• Sonuç bulunamadı

2. STATÜ TÜKETİM VE MATERYALİZMİN

2.1. Literatür Taraması

Öz ve Muck tarafından 2015 yılında yapılan çalışmada; hedonik alışverişin plansız satın alma üzerindeki etkisi araştırılmıştır. Çalışma 2014 yılında Karaman ilinde yaşayan 754 tüketiciye anket yapılarak uygulanmıştır. Anketten elde edilen bulgular sonucunda erkeklerin kadınlara oranla daha çok plansız satın alma ve hedonik alışverişte bulunma eğilimi gösterdikleri belirlenmiştir.
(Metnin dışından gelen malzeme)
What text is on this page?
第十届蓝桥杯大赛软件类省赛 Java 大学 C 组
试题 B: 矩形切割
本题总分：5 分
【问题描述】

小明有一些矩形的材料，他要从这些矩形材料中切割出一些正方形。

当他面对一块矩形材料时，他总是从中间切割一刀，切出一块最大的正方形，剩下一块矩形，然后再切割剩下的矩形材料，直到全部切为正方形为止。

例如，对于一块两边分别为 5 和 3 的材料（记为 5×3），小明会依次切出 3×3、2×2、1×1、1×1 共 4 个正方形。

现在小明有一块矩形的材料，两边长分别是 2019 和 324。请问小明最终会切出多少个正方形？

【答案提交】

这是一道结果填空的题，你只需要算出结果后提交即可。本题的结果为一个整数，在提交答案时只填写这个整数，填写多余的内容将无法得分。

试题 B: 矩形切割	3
Bekar olan cevaplayıcıların evli olan cevaplayıcılara göre daha az plansız alışveriş davranışında bulunduğu tespit edilmiştir. Hedonik alışverişte bulunmanın ise medeni durum üzerinde anlamlı bir farklılık meydana getirmediği sonucuna ulaşılmıştır. Bununla birlikte araştırmada tüketicilerin gelir düzeyleriyle hedonik alışveriş ve plansız satın alma davranışı göstermeleri arasında anlamlı bir ilişki olduğunu belirlenmiştir.

Bilgili 2016 yılında, ekonomik hayatta belli bir statüsü olan çalışan kadınlar ve ekonomik hayatta herhangi bir statüsü olmayan ama sosyal hayatta aktif olarak çalışmayan kadın tüketiciler üzerinde bir araştırma yapmıştır. Araştırma çalışan kadın ve çalışmayan kadınlar arasında toplumsal cinsiyet rolleri ve sosyal beğeni açısından farklılık gösterip göstermediği bu farklılığın gösterişçi ve statü tüketimi açısından ayırıcı özelliğe sahip olup olmadığı araştırılmıştır. Sonuç olarak ekonomik

33

hayatın içinde statüsü olan kadınların ekonomik hayatta aktif olmayan kadınlara göre hem erkeksilik hem kadınsılık ortalamalarının daha yüksek olduğu görülmüştür. Çalışan kadınların daha androjen oldukları, statü tüketimi ve statüyü korumaya yönelimli oldukları sonucu elde edilmiştir.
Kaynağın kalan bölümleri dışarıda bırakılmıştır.